The suit alleged Fitbit knowingly advertised its PurePulse sensors as a reliable method for tracking a user’s heart rate, when in fact the technology was far from accurate.

On Friday Consumer Reports revealed that after the suit was filed, the company retested Fitbit’s PurePulse products for accuracy.

The results? Consumer Reports found the Fitbit Charge HR and Fitbit Surge to be accurate.

Testing was done using two volunteers—one male and one female—and Consumer Reports compared readings from each device to a chest-strap monitor with “proven accuracy.”

According to the lawsuit, Fitbit’s technology becomes more inaccurate the higher the user’s heart rate is. In some cases, the Fitbit was off by 75 beats per minute, with an average discrepancy of 24 BPM.

However, Consumer Reports claims Fitbit’s products were within three beats per minute of the chest-strap monitor regardless of how intense the workout was.

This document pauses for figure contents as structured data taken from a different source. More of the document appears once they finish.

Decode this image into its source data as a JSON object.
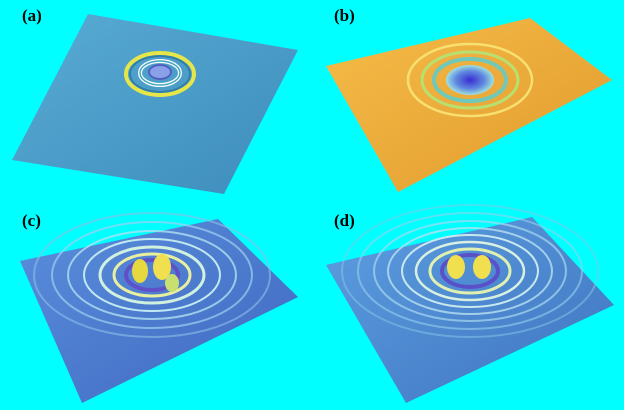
{
  "background_color": "#00ffff",
  "panels": [
    {
      "label": "(a)",
      "surface_color": "#4a9ec8",
      "surface_shade": "#3b86b4",
      "ring_count": 2,
      "peak_count": 0
    },
    {
      "label": "(b)",
      "surface_color": "#f2b13c",
      "surface_shade": "#d99528",
      "ring_count": 4,
      "peak_count": 0
    },
    {
      "label": "(c)",
      "surface_color": "#4d7fd0",
      "surface_shade": "#3d69bb",
      "ring_count": 7,
      "peak_count": 3
    },
    {
      "label": "(d)",
      "surface_color": "#4f8fd0",
      "surface_shade": "#3e78bb",
      "ring_count": 8,
      "peak_count": 2
    }
  ]
}
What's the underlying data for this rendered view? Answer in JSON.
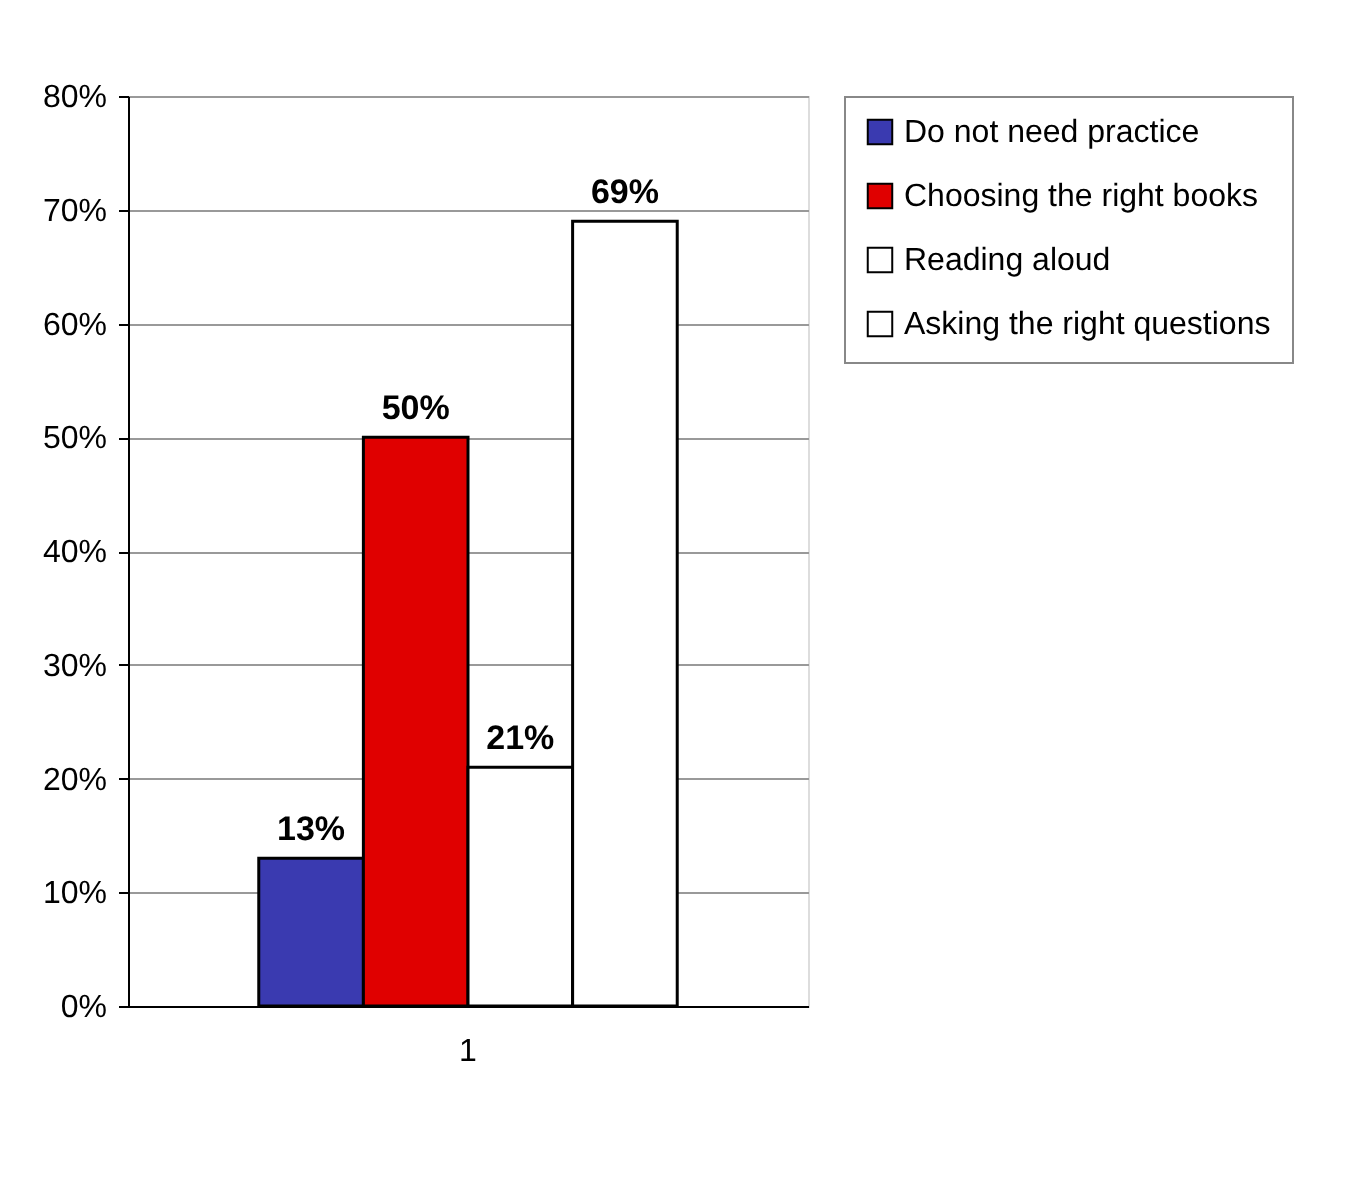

Out of 64 different tests, there was an instance where the Fitbit Charge HR reported a heart rate six beats per minute lower than the chest-worn monitor. A followup test resulted in a discrepancy of 11 beats per minute.

After the participant adjusted the placement of the Charge HR to her forearm, the discrepancy disappeared. According to Fitbit’s education page for the Charge HR, in order to track heart rate the device should be worn “a finger’s width above your wrist bone.”